NVIDIA DGX H-100 System
An absolute beast
Last updated
Copyright Continuum Labs - 2023
An absolute beast
Last updated
DGX refers to a family of purpose-built AI servers.
DGX systems simplify the adoption and deployment of AI infrastructure by providing an integrated hardware and software platform.
They come with NVIDIA Base Command, a software suite that includes cluster management, job scheduling, and monitoring tools. This allows organisations to quickly set up and manage their AI infrastructure without the complexity of building and integrating individual components.
The NVIDIA DGX H100 is built around eight powerful NVIDIA H100 Tensor Core GPUs, enabling it to deliver unparalleled performance for AI training, inference, and high-performance computing (HPC) workloads.
NVIDIA H100 Tensor Core GPUs
At the heart of the DGX H100 system are the eight H100 GPUs, each providing 80GB of high-bandwidth GPU memory, totalling 640GB across the system.
The H100 GPUs are based on the NVIDIA Hopper architecture, which introduces significant advancements over the previous generation.
With fourth-generation Tensor Cores, the H100 GPUs achieve an astonishing 32 petaFLOPS of FP8 performance, enabling breakthrough speed and efficiency for AI workloads.
The eight H100 GPUs in the DGX H100 system are connected using NVIDIA's high-speed NVLink and NVSwitch interconnect technologies.
NVLink provides high-bandwidth, low-latency communication, allowing the GPUs to work together efficiently on large-scale tasks.
The system also features four NVIDIA NVSwitch interconnects, enabling flexible and scalable GPU-to-GPU communication, optimising performance, and supporting larger models and datasets.

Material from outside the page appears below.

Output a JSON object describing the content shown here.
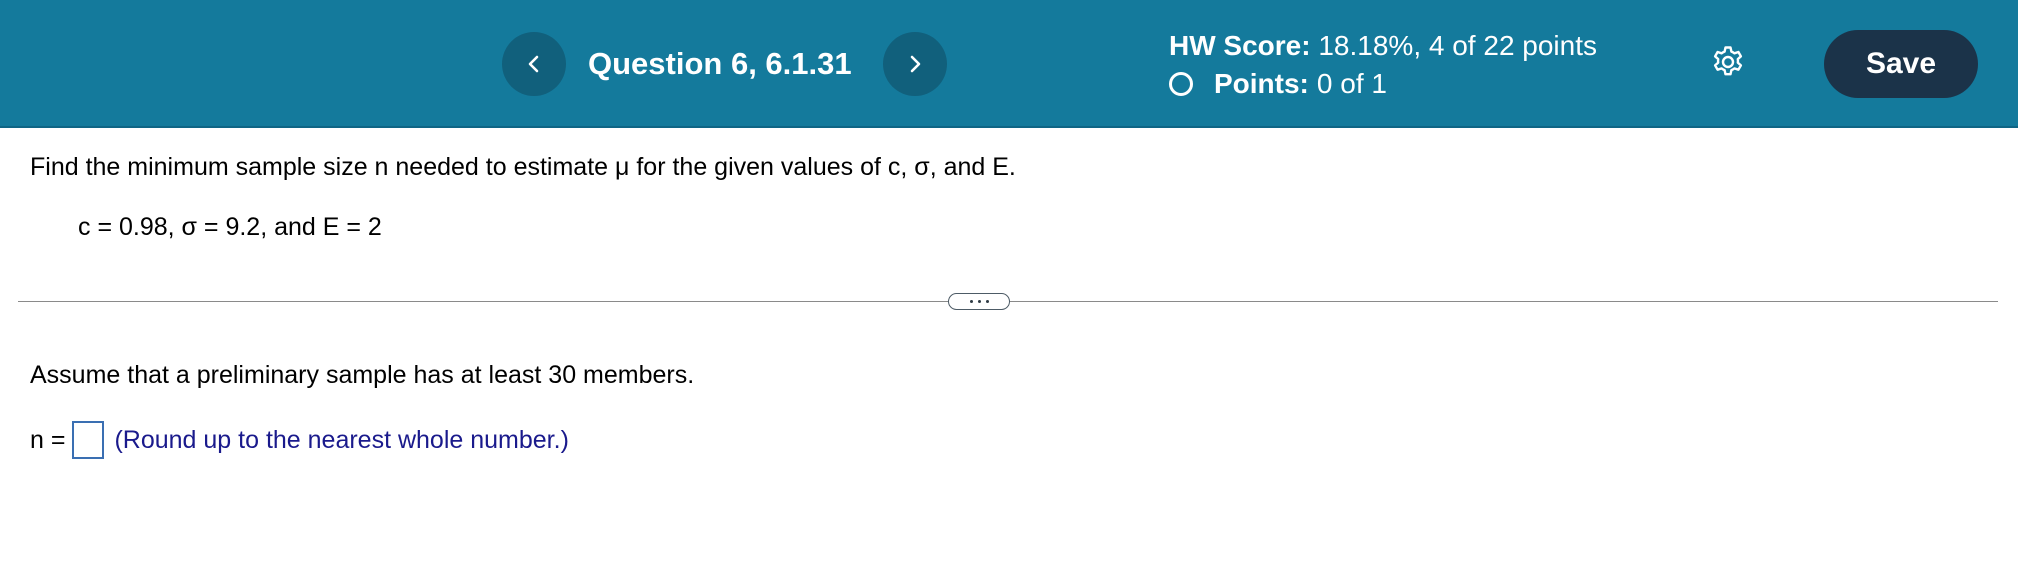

The DGX H100 system includes an impressive networking infrastructure, with eight single-port NVIDIA ConnectX-7 VPI adapters offering up to 400Gb/s of InfiniBand or Ethernet connectivity per port, and two dual-port NVIDIA ConnectX-7 VPI adapters for additional high-speed networking capabilities.
This networking setup allows DGX H100 systems to be interconnected to form larger, scalable AI clusters, such as NVIDIA DGX SuperPOD, to tackle the most demanding AI and HPC challenges.

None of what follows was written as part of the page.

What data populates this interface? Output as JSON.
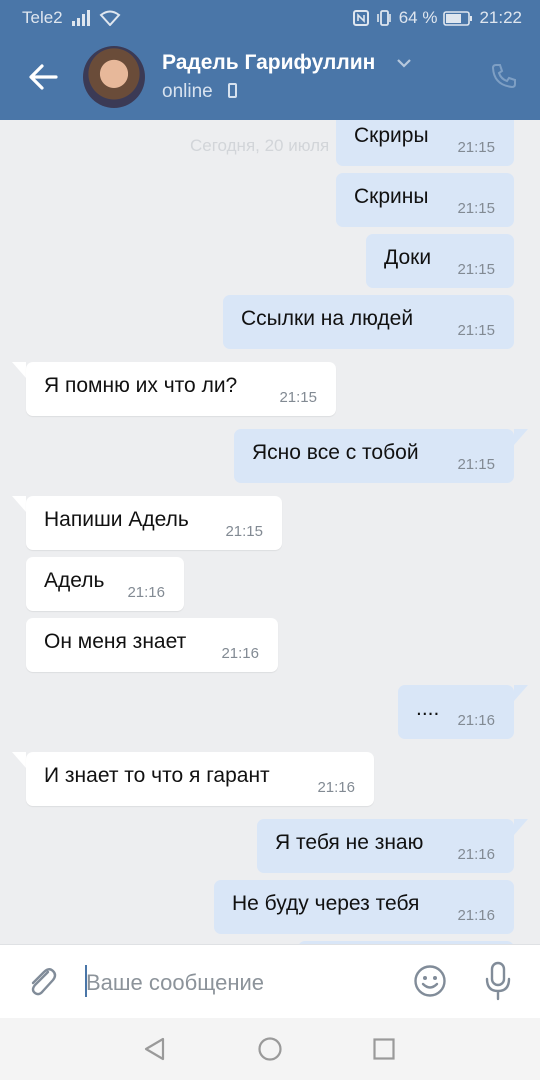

Complementing the GPU and networking capabilities, the DGX H100 system is equipped with dual Intel Xeon Platinum 8480C processors, providing a total of 112 CPU cores. These processors are high-performance server-grade CPUs.

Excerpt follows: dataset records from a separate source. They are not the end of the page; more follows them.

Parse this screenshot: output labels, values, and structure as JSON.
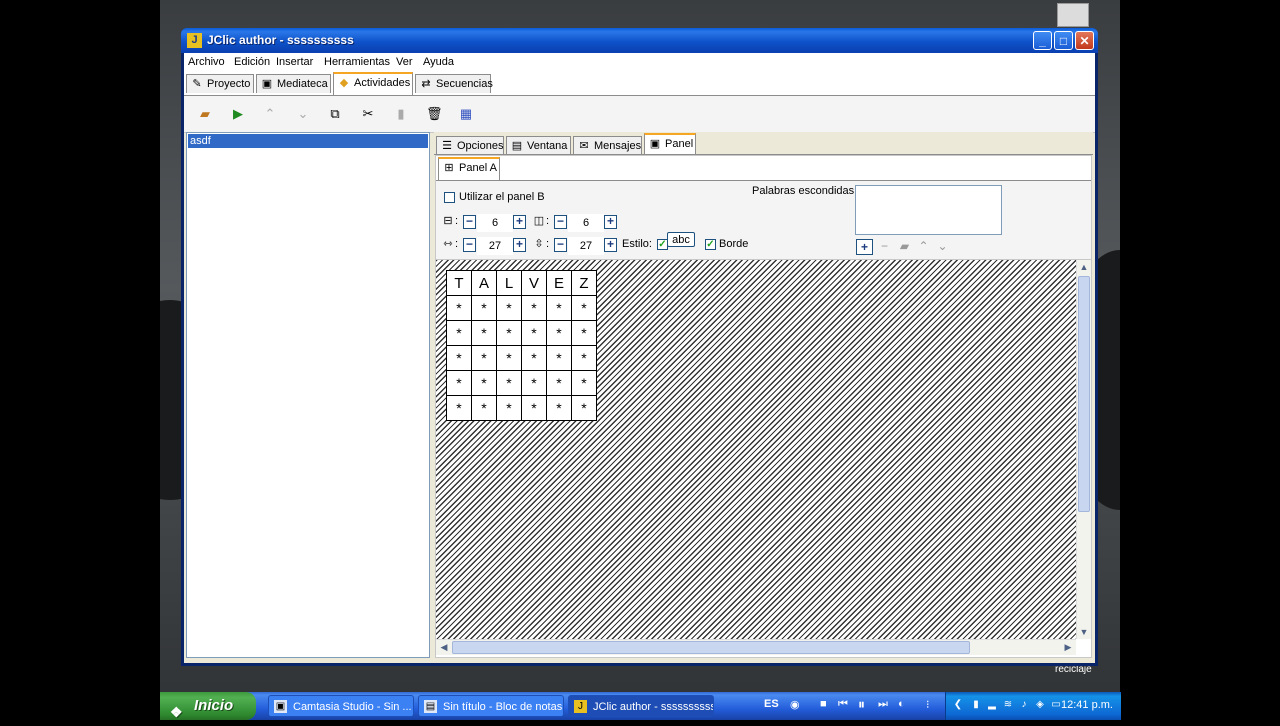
{
  "window": {
    "title": "JClic author - ssssssssss",
    "app_icon": "jclic-icon"
  },
  "menu": [
    "Archivo",
    "Edición",
    "Insertar",
    "Herramientas",
    "Ver",
    "Ayuda"
  ],
  "main_tabs": [
    {
      "label": "Proyecto",
      "icon": "project-icon"
    },
    {
      "label": "Mediateca",
      "icon": "media-library-icon"
    },
    {
      "label": "Actividades",
      "icon": "activities-icon",
      "active": true
    },
    {
      "label": "Secuencias",
      "icon": "sequences-icon"
    }
  ],
  "activity_list": {
    "items": [
      "asdf"
    ],
    "selected": "asdf"
  },
  "sub_tabs": [
    {
      "label": "Opciones",
      "icon": "options-icon"
    },
    {
      "label": "Ventana",
      "icon": "window-icon"
    },
    {
      "label": "Mensajes",
      "icon": "messages-icon"
    },
    {
      "label": "Panel",
      "icon": "panel-icon",
      "active": true
    }
  ],
  "panel_tabs": [
    {
      "label": "Panel A",
      "active": true
    }
  ],
  "options": {
    "use_panel_b_label": "Utilizar el panel B",
    "use_panel_b": false,
    "rows": "6",
    "cols": "6",
    "cell_width": "27",
    "cell_height": "27",
    "style_label": "Estilo:",
    "style_checked": true,
    "style_sample": "abc",
    "border_label": "Borde",
    "border_checked": true,
    "hidden_words_label": "Palabras escondidas:",
    "colon": ":"
  },
  "grid": {
    "header": [
      "T",
      "A",
      "L",
      "V",
      "E",
      "Z"
    ],
    "rows": [
      [
        "*",
        "*",
        "*",
        "*",
        "*",
        "*"
      ],
      [
        "*",
        "*",
        "*",
        "*",
        "*",
        "*"
      ],
      [
        "*",
        "*",
        "*",
        "*",
        "*",
        "*"
      ],
      [
        "*",
        "*",
        "*",
        "*",
        "*",
        "*"
      ],
      [
        "*",
        "*",
        "*",
        "*",
        "*",
        "*"
      ]
    ]
  },
  "taskbar": {
    "start_label": "Inicio",
    "tasks": [
      {
        "label": "Camtasia Studio - Sin ...",
        "icon": "camtasia-icon"
      },
      {
        "label": "Sin título - Bloc de notas",
        "icon": "notepad-icon"
      },
      {
        "label": "JClic author - ssssssssss",
        "icon": "jclic-icon",
        "active": true
      }
    ],
    "language": "ES",
    "clock": "12:41 p.m."
  },
  "desktop": {
    "recycle_label": "reciclaje"
  }
}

The high core count allows for efficient parallel processing and multitasking, enabling the system to handle complex computational tasks alongside the GPUs.
The Xeon Platinum 8480C processors support Intel Deep Learning Boost (Intel DL Boost) technology, which includes vectorized neural network instructions (VNNI) that accelerate AI inferencing performance.
The Intel Xeon Platinum 8480C processors have a base frequency of 2.00 GHz and a maximum boost frequency of 3.80 GHz.
The base frequency refers to the default clock speed at which the CPU cores operate under normal conditions.
The maximum boost frequency is the highest clock speed that the CPU cores can reach when performing demanding tasks or when thermal conditions allow.
The high boost frequency of 3.80 GHz enables the CPUs to deliver strong single-thread performance, which is beneficial for certain workloads that rely on single-core speed.
The DGX H100 system is equipped with 2TB of system memory, which is a substantial amount for handling large datasets and memory-intensive workloads.
The ample system memory allows for efficient data caching, reducing the need for frequent data transfers between storage and memory.
With 2TB of memory, the DGX H100 system can accommodate large AI models, datasets, and intermediate results during training and inference processes.
The high memory capacity also enables data sharing and collaboration between the CPUs and GPUs, minimising data transfer bottlenecks.
The DGX H100 system includes two 1.92TB NVMe M.2 drives for the operating system and eight 3.84TB NVMe U.2 drives for internal storage.
The system also features a baseboard management controller (BMC) for remote management and monitoring.
AI Performance
With eight H100 GPUs, the DGX H100 system achieves 32 petaFLOPS of FP8 performance, enabling faster training and inference of large-scale AI models.
The system's high-speed NVLink and NVSwitch interconnects ensure efficient communication and collaboration between the GPUs, maximising AI throughput.
Networking Performance
The DGX H100 system's high-performance networking capabilities, with up to 400Gb/s InfiniBand or Ethernet connectivity per port, enable fast data transfer and communication between systems.
This high-speed networking infrastructure allows DGX H100 systems to be scaled up to form larger AI clusters, such as NVIDIA DGX SuperPOD, for tackling the most demanding AI and HPC workloads.
System Specifications
The DGX H100 system has a maximum power usage of 10.2kW, ensuring ample power delivery for the high-performance components.
The system weighs 287.6lbs (130.45kgs) and has dimensions of 14.0in (356mm) height, 19.0in (482.2mm) width, and 35.3in (897.1mm) length.
The operating temperature range for the DGX H100 system is 5–30°C (41–86°F).